This package provides an easy way for you to check your local composer.lock
against the Symfony Security Advisories Checker.
It can either display the results in your console of email them to you on a scheduled basis. It uses Laravel's markdown system so it should fit nicely in your own styling.
Require this package with composer using the following command:
composer require jorijn/laravel-security-checker
After updating composer, add the service provider to the providers
array in config/app.php
Jorijn\LaravelSecurityChecker\ServiceProvider::class,
Note: On Laravel 5.5 and up, this package will use auto discovery and the above step is no longer required.
If you want to have the package email the reports to you, you need to tell the package to who it should send it to.
Add it to your .env
file.
LCS_MAIL_TO="[email protected]"
Publish the configuration file and change it there.
php artisan vendor:publish --provider="Jorijn\LaravelSecurityChecker\ServiceProvider" --tag="config"
If you want control on how the email is formatted you can have Laravel export the view for you using:
php artisan vendor:publish --provider="Jorijn\LaravelSecurityChecker\ServiceProvider" --tag="views"

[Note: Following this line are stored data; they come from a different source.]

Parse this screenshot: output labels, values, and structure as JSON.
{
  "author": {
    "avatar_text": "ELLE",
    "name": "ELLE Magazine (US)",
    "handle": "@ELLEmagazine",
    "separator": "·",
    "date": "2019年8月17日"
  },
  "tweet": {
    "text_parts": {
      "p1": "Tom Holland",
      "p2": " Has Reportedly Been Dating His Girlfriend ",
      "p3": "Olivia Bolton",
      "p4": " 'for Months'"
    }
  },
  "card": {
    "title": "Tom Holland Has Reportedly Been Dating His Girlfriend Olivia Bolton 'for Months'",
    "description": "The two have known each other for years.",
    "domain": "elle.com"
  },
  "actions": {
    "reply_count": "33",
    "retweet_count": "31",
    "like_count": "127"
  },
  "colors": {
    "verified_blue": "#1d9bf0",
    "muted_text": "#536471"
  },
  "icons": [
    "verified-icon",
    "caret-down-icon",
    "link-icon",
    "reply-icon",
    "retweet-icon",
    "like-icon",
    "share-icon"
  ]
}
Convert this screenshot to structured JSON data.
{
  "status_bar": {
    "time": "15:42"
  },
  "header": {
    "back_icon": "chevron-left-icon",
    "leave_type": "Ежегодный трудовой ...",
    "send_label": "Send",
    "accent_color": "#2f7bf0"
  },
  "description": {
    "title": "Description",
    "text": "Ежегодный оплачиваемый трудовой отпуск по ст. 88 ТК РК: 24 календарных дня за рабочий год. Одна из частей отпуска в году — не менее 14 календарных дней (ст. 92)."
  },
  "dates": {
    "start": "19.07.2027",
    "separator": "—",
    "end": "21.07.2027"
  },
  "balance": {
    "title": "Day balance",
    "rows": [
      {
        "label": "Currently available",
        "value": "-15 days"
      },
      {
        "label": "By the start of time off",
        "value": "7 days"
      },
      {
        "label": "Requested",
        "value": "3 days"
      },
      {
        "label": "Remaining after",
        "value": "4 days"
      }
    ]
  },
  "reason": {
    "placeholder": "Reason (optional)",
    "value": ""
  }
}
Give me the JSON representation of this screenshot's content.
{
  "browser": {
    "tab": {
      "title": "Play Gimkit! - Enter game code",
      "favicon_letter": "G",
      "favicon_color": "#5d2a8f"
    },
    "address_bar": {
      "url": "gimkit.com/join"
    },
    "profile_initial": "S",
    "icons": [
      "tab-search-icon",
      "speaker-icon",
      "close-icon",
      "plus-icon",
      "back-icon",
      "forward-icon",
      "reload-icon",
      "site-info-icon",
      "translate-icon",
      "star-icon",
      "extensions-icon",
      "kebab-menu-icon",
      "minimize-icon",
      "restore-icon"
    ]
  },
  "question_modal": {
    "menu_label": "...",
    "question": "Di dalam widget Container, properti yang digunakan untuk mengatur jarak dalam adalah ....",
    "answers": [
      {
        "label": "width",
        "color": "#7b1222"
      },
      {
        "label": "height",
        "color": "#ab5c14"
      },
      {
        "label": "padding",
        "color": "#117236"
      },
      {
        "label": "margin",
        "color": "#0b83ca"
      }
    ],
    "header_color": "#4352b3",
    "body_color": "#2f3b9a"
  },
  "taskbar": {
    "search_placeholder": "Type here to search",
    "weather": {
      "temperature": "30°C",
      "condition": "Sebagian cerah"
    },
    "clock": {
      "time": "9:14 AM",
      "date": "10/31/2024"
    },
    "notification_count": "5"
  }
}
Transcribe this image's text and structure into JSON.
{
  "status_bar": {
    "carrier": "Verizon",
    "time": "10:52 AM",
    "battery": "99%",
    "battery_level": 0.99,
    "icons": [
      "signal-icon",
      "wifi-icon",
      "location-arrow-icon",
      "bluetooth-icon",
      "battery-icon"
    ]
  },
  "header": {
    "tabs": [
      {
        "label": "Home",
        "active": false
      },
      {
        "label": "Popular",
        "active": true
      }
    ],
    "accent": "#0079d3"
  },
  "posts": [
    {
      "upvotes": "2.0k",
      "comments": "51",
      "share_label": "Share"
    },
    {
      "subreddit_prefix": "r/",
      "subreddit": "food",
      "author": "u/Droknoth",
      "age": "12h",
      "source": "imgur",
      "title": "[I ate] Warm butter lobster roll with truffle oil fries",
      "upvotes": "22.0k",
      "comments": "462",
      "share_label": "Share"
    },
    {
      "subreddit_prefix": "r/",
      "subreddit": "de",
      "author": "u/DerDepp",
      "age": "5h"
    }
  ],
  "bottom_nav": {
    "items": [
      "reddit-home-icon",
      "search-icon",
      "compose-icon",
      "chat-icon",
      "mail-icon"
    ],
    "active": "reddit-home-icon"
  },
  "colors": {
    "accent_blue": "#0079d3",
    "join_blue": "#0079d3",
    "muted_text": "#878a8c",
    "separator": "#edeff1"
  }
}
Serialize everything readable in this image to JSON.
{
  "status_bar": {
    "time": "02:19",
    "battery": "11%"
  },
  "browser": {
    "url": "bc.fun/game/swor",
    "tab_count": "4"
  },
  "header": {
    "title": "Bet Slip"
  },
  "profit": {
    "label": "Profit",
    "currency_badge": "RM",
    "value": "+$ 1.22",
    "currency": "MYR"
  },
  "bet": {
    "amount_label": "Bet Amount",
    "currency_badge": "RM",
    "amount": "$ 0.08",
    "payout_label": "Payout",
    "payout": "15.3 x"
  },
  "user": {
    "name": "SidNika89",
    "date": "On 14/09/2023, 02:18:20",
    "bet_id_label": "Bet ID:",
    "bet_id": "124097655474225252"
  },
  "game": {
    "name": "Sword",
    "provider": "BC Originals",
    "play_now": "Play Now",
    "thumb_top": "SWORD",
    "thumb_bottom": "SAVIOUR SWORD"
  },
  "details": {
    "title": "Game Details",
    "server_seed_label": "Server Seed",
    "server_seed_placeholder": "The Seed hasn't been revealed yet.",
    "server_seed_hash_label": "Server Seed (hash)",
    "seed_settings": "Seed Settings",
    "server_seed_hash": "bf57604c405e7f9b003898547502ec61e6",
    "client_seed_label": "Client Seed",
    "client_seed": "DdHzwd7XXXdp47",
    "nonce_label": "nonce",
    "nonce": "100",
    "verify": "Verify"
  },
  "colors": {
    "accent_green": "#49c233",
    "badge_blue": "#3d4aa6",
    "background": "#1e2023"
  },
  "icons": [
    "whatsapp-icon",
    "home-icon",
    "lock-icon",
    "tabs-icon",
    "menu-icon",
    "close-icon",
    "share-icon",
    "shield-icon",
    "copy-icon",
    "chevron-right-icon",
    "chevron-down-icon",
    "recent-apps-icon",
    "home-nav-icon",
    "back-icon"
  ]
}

By default, the package won't email you when there are no vulnerabilities found. You can change this setting by adding the following entry to your .env
file.
LCS_EMAIL_WITHOUT_VULNERABILITIES=true
The packages exposes a new command for you:
php artisan security-check:email
You can hook it up into a regular crontab or add it into the Laravel Scheduler (app/Console/Kernel.php
) like this:
protected function schedule(Schedule $schedule)
{
$schedule->command(\Jorijn\LaravelSecurityChecker\Console\SecurityMailCommand::class)
->weekly();
}
This package provides a wrapper around the SensioLab's Security Checker command. You can call it using php artisan security-check:now
.
If you need to translate this package into your own language you can do so by publishing the translation files:
php artisan vendor:publish --provider="Jorijn\LaravelSecurityChecker\ServiceProvider" --tag="translations"
Please consider helping out by creating a pull request with your own language to help out others.